Мелхиседек, который до этого сидел неподвижно, упруго поднялся из старинного кресла и зашагал по комнате. Резко остановился возле стола, круто повернулся на высоких мягких каблуках и, опершись обеими руками на палицу в серебряной оправе, заговорил торопливо взволнованно, будто боялся, что Геврасий вот-вот оборвет его и не даст договорить до конца.
– Сам ведаешь, твое преосвященство, какие времена настали. Или униаты нас, или мы униатов. Они все большую силу набирают. Наша беда в том, что сидим мы, ждем чего-то. Досидимся до того, что весь народ в униаты переведут. Нам надо тоже силы собирать. В посполитых все спасение. Народ сильный и послушный, как стадо овечек, куда пастух направит – туда и пойдет.
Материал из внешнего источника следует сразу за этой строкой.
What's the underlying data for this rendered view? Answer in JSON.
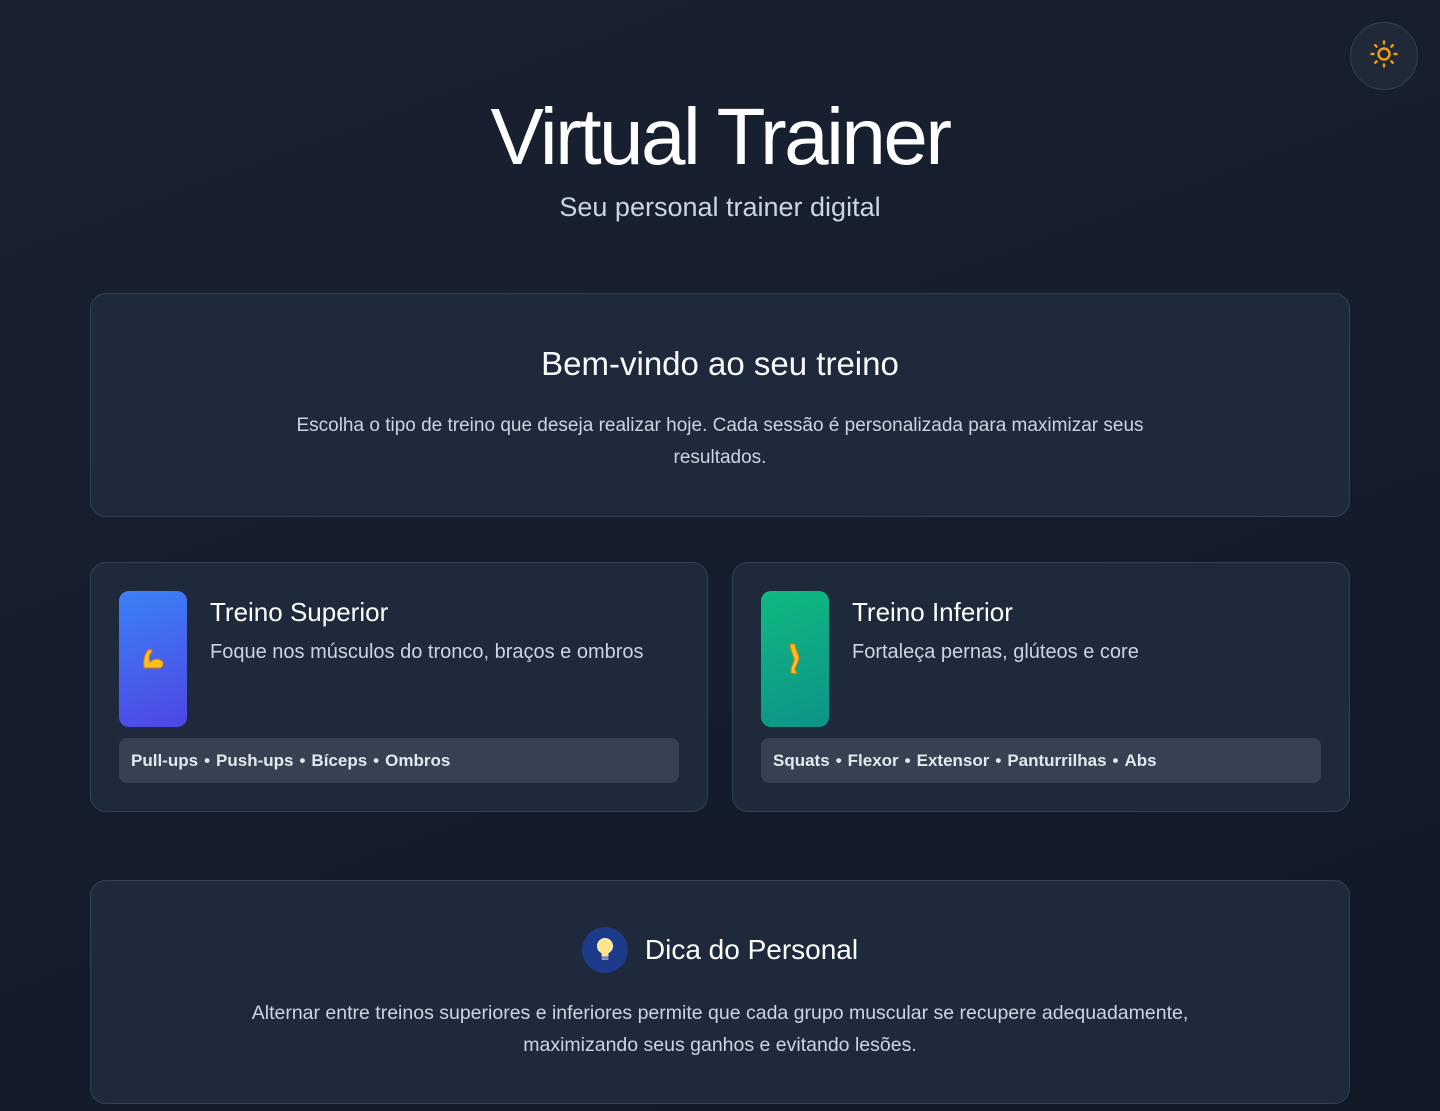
{
  "header": {
    "title": "Virtual Trainer",
    "subtitle": "Seu personal trainer digital"
  },
  "theme_toggle": {
    "icon": "sun-icon",
    "color": "#f59e0b"
  },
  "welcome": {
    "heading": "Bem-vindo ao seu treino",
    "text": "Escolha o tipo de treino que deseja realizar hoje. Cada sessão é personalizada para maximizar seus resultados."
  },
  "workouts": [
    {
      "title": "Treino Superior",
      "description": "Foque nos músculos do tronco, braços e ombros",
      "icon": "flexed-biceps-icon",
      "accent": "#3b82f6",
      "exercises": [
        "Pull-ups",
        "Push-ups",
        "Bíceps",
        "Ombros"
      ]
    },
    {
      "title": "Treino Inferior",
      "description": "Fortaleça pernas, glúteos e core",
      "icon": "leg-icon",
      "accent": "#10b981",
      "exercises": [
        "Squats",
        "Flexor",
        "Extensor",
        "Panturrilhas",
        "Abs"
      ]
    }
  ],
  "tip": {
    "heading": "Dica do Personal",
    "icon": "light-bulb-icon",
    "text": "Alternar entre treinos superiores e inferiores permite que cada grupo muscular se recupere adequadamente, maximizando seus ganhos e evitando lesões."
  }
}
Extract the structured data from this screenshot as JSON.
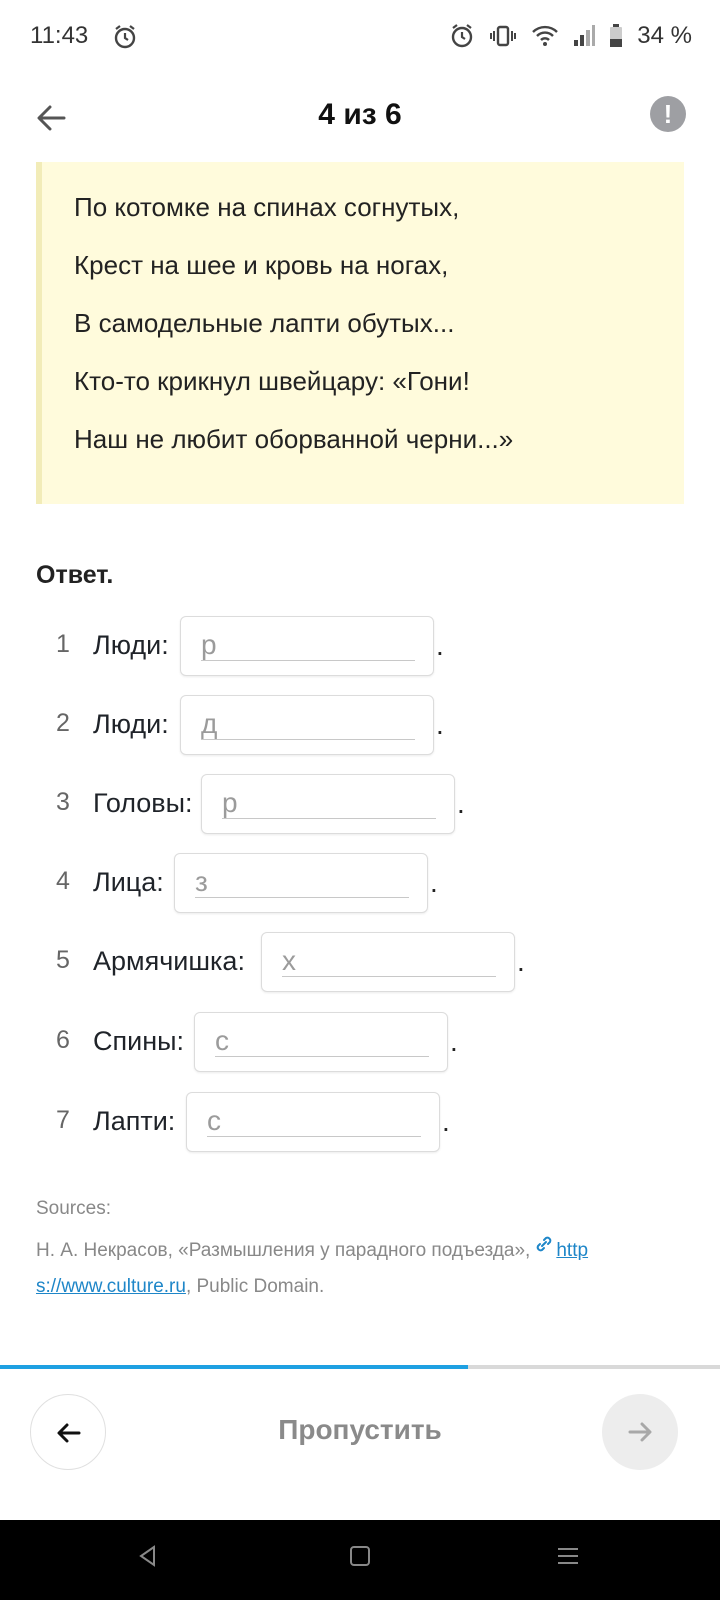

– Не напрасно ли мы так хлопочем, государыня сама возьмет нас под защиту. Ведь уже послали войско на Правый берег.
– Эх, – покачал головой Мелхиседек, – я хорошо насмотрелся в Петербурге на государыню, наслушался о ней при дворе. Она больше играет в защитницу православия, нежели на самом деле печется о вере.
– Тсс-с… Что ты речешь? – схватился за ручки кресла, даже приподнялся епископ.
– Речу то, что есть, – Мелхиседек приблизился к Геврасию. – Разве нас может кто-нибудь услышать? Никто. Чего тебе бояться? Давно я хотел откровенно с тобой поговорить. Государыне льстит, когда ее называют заступницей веры христианской. Она на словах и есть такая. А на деле боится. Войско послать ее уговорил пан посол Репнин, граф Орлов тоже руки приложил к этому делу. При дворе поговаривают, что наступает самое время отобрать от поляков Правобережную Украину. Польша ослабела вконец: знать бы, что другие государства не вмешаются, так можно было бы и сейчас начать. Императрица, говорят, страшится действий решительных. Боюсь, затянется все, – Мелхиседек передохнул и опустил вниз палицу. – Нам только от одного нужно печалиться – как священников православных от униатских бесчинств уберечь. Ты, владыко, корил меня за то, что за стенами Матронинской обители нашли себе пристанище гайдамаки и что в лесу возле монастыря ватага гайдамацкая табором стоит. Я же в том не зрю зла, а только пользу одну. Разве не они однажды уже отбили нападение?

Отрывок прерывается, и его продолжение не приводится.